Juergens was a longtime human resources executive with American Municipal Power who left AMP in 2013 to start her own consulting business. She is survived by her mother and two adult sons.

New state rules for group homes a first step in neighborhood communication by The Columbus Dispatch

Before Jane Juergens was stabbed to death, there was no law that spelled out a way for neighbors to communicate with the operators of the Blendon Township group home where her killer lived.

That changed this week with the signing of Gov. John Kasich’s mid-biennial review. It includes new requirements for group homes and other children’s residential centers to create community-engagement plans and file them with the state.

Supporters say they hope to consider even more reforms in coming months.

“The bulk of this legislation was focused on child placement and community communication,” said state Rep. Anne Gonzales, who introduced the legislation in February.

“Now, we’re going to start taking a harder look at the function of the home,” said the Republican from Westerville. “This is far from over.”

The legislation also mandates a 10-county pilot program to standardize the assessments used to determine the needs of children entering the foster system.
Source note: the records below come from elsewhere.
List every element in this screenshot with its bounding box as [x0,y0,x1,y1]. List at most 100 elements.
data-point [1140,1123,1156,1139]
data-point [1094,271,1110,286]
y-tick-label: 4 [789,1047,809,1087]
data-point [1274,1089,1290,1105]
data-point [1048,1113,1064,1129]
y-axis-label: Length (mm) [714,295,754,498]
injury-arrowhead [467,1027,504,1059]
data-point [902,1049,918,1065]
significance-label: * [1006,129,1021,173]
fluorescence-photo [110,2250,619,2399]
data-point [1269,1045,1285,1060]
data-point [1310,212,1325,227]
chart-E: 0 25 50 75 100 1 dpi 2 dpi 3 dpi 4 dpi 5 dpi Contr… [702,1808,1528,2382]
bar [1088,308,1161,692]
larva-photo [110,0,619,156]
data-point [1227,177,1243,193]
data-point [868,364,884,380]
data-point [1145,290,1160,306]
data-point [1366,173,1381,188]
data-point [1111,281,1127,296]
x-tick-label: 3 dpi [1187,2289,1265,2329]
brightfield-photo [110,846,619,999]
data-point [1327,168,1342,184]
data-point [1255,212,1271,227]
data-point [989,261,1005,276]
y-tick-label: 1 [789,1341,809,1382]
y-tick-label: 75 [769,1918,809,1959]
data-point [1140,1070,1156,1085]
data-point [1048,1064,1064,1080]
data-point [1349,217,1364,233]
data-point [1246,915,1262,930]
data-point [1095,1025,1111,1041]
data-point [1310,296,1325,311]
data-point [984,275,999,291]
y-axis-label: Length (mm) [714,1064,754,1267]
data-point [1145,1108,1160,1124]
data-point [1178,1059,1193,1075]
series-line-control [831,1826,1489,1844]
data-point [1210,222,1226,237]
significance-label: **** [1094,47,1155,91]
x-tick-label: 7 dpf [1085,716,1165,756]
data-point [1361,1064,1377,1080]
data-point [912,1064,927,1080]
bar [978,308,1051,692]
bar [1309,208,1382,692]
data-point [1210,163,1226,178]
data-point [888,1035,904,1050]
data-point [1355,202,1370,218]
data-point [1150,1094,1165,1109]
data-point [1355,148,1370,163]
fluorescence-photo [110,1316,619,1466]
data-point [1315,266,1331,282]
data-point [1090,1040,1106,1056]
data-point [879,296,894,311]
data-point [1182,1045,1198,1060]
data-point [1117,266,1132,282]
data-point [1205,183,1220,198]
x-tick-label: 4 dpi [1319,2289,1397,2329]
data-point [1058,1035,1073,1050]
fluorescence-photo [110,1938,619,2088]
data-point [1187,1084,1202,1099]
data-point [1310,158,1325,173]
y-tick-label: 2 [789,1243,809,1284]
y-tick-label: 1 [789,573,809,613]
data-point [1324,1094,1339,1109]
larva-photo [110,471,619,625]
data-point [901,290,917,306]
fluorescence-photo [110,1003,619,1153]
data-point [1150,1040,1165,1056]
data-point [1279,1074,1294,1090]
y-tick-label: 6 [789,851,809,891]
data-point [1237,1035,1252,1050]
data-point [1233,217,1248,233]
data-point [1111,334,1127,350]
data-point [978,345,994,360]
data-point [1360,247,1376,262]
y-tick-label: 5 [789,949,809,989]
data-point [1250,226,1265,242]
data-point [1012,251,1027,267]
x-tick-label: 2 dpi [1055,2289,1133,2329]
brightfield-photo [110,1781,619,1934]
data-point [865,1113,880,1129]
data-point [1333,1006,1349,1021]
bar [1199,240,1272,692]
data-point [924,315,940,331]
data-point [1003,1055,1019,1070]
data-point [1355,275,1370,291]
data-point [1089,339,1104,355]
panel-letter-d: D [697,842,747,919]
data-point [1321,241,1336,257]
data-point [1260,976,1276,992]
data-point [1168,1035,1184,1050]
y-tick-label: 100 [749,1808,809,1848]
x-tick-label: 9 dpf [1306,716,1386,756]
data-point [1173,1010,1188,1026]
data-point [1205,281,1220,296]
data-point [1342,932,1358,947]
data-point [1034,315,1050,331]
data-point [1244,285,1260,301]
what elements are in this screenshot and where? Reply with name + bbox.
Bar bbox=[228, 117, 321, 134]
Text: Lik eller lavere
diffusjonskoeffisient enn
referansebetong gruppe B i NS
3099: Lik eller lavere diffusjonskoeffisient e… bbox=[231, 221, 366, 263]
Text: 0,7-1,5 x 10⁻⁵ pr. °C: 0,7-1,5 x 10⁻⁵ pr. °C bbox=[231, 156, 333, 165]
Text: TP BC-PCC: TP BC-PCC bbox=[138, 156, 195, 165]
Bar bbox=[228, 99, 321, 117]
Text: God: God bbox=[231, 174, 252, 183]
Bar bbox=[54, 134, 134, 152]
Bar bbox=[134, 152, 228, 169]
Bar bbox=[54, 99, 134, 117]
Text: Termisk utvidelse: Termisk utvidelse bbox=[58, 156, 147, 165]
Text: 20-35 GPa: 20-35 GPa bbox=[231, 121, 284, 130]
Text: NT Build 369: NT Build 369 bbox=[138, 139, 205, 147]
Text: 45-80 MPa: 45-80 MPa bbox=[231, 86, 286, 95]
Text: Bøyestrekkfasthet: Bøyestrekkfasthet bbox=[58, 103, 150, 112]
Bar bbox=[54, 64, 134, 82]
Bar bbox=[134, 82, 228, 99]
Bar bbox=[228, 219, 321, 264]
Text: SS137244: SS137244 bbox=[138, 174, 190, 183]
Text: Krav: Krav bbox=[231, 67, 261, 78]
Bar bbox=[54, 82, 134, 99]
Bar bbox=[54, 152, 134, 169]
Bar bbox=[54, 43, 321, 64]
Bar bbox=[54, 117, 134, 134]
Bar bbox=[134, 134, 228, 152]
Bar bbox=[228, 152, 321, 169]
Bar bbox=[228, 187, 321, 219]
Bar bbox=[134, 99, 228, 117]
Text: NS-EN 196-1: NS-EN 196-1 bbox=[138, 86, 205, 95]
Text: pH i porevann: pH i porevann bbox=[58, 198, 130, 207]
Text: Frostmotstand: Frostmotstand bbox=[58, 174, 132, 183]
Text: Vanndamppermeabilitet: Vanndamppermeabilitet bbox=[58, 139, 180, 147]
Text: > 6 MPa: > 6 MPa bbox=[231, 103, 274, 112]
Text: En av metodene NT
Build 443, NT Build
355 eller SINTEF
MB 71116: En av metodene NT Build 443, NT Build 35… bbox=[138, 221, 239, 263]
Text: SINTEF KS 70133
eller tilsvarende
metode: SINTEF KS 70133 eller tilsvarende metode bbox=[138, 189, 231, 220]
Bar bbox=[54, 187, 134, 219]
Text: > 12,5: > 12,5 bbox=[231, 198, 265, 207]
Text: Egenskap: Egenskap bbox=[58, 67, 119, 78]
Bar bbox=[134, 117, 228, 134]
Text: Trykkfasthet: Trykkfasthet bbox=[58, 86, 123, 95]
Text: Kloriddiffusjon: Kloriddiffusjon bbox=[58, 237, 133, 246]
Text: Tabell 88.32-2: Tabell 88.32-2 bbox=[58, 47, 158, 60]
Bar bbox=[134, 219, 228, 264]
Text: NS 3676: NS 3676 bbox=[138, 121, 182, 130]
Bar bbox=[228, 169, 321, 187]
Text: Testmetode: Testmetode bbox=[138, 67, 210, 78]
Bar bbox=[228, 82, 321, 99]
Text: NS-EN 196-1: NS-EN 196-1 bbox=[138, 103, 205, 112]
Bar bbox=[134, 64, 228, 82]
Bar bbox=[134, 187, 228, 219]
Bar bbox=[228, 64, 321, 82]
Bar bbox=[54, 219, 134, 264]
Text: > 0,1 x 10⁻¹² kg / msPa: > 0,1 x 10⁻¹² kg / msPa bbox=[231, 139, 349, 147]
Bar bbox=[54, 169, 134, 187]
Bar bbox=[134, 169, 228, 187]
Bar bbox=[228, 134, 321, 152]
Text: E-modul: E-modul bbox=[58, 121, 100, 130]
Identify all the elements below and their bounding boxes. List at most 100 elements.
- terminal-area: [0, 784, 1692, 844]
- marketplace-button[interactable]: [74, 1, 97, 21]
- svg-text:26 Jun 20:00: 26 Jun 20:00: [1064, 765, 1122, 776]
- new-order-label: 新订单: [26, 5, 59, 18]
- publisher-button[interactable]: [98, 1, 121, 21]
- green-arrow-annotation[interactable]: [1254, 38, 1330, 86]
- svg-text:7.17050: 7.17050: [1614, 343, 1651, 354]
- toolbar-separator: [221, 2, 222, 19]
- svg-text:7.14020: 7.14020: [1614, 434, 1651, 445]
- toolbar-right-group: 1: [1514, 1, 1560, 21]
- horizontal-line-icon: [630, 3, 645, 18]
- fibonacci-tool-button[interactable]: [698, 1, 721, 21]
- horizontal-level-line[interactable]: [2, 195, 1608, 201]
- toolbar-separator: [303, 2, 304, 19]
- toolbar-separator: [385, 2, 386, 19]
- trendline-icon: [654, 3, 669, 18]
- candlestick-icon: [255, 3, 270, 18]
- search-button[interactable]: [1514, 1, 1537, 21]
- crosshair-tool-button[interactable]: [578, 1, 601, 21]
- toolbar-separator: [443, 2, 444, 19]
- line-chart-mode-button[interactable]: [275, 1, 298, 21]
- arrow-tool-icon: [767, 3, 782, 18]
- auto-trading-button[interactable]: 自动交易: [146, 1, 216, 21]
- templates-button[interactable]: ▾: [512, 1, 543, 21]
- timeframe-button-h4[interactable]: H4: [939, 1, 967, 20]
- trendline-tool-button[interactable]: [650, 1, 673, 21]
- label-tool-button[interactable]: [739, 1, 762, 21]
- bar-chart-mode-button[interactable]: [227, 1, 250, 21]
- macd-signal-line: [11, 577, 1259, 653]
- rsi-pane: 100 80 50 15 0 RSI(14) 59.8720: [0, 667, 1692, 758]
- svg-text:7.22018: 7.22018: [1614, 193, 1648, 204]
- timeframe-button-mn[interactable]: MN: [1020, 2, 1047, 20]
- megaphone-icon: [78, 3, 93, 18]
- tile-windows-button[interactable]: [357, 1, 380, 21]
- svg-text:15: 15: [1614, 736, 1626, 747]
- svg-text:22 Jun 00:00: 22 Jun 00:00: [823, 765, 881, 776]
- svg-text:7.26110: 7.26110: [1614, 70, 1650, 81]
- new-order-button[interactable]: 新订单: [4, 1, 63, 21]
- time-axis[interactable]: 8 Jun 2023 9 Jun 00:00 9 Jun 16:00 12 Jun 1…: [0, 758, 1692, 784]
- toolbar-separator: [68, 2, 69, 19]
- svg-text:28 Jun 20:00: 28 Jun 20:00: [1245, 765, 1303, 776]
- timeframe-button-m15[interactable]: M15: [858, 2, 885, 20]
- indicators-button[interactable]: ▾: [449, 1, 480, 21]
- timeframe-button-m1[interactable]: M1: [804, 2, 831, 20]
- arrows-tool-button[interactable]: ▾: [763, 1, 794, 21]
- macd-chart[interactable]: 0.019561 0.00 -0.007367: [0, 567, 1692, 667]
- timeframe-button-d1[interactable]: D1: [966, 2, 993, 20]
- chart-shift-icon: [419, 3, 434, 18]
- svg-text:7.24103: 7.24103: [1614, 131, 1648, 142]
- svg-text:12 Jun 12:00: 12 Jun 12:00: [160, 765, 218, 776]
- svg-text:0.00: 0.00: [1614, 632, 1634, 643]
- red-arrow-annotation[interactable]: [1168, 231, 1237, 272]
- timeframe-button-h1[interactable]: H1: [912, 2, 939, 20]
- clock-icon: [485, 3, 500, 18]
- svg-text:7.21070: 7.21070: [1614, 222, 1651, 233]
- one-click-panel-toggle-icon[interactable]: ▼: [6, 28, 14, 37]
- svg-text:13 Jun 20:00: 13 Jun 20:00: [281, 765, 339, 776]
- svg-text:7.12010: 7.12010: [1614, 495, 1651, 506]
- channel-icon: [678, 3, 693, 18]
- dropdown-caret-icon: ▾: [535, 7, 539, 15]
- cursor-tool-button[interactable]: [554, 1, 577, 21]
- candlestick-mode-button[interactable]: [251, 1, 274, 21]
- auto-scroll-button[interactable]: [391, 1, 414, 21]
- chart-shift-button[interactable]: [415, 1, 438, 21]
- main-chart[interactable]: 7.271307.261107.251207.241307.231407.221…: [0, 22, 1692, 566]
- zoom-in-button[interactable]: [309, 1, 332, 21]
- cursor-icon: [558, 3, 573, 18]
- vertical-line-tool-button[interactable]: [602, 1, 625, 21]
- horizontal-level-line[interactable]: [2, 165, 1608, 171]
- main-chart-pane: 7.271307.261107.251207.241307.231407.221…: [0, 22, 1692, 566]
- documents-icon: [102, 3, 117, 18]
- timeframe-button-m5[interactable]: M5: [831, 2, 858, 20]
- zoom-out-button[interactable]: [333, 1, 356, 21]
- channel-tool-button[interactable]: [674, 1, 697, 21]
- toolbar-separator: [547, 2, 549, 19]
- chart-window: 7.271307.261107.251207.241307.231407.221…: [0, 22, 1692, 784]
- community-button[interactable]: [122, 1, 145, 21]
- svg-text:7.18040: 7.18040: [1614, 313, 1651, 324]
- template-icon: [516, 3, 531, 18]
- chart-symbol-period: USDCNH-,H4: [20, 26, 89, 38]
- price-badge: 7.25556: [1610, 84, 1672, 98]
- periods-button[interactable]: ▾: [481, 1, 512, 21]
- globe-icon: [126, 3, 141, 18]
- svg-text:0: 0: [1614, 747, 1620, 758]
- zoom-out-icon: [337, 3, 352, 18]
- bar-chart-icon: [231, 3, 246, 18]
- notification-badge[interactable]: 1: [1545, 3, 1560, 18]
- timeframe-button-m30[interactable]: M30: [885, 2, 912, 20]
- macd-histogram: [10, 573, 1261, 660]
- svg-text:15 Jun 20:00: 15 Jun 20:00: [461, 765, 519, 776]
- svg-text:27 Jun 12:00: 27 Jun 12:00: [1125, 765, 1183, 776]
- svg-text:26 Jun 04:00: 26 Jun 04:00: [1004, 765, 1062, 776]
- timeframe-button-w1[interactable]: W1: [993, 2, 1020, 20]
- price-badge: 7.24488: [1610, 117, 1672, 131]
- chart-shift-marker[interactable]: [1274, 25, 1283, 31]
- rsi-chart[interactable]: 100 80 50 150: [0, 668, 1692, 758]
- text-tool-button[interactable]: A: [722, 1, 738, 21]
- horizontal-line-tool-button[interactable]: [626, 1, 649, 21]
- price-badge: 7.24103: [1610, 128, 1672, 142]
Franklin County Children Services has acknowledged that the teen who attacked Juergens last fall, Jordan T. Stewart, was more deeply disturbed than anyone knew.

He was living in a group home for foster youth operated by Consumer Support Services and had gone on an outing to a nearby park on Oct. 20.

That’s where Stewart encountered Juergens, 55, a Blendon Township resident who had gone for a run. He stabbed her more than two dozen times.

Stewart pleaded guilty last month in adult court to charges of murder and tampering with evidence and was sentenced to life in prison with no chance of parole for 18 years.

Juergens’ friends and family have told legislation proponents “that Jane would be pleased that something positive is coming from this, so that these kids get better care,” said Blendon Township resident John McGuire.

Outcry over the case also led to a community summit on at-risk youth and a Children Services review of all group-home placements.

McGuire said neighbors had long complained about problems at the Copenhagen Drive home where Stewart lived but never received responses.

The Ohio Department of Job and Family Services said 105 group homes and residential centers for minors will be affected by the new communication requirements.

The department has 90 days from the legislation’s passage to write the new rules, which will require operators to provide addresses, contact information and a copy of the community-engagement plan to area first-responders.

The plan must include protocols for neighbors to communicate concerns.

The Ohio Association of Child Caring Agencies supported the legislation. Most members, Executive Director Mark Mecum said, already are meeting the requirements or would find it relatively easy to do so.

Ben McDay, Ohio operations director for the Pennsylvania-based agency New Story, said its new center on the North Side works hard to be a good neighbor. The agency has held cookouts, and teens regularly perform chores in the community such as raking leaves and shoveling snow.

“I think that’s a fault that we’ve had for a long time — we’ve always been ‘that house down the street,’ and nobody really knew who we were and what we do,” McDay said of the industry. “We’re open to conversation and communication.”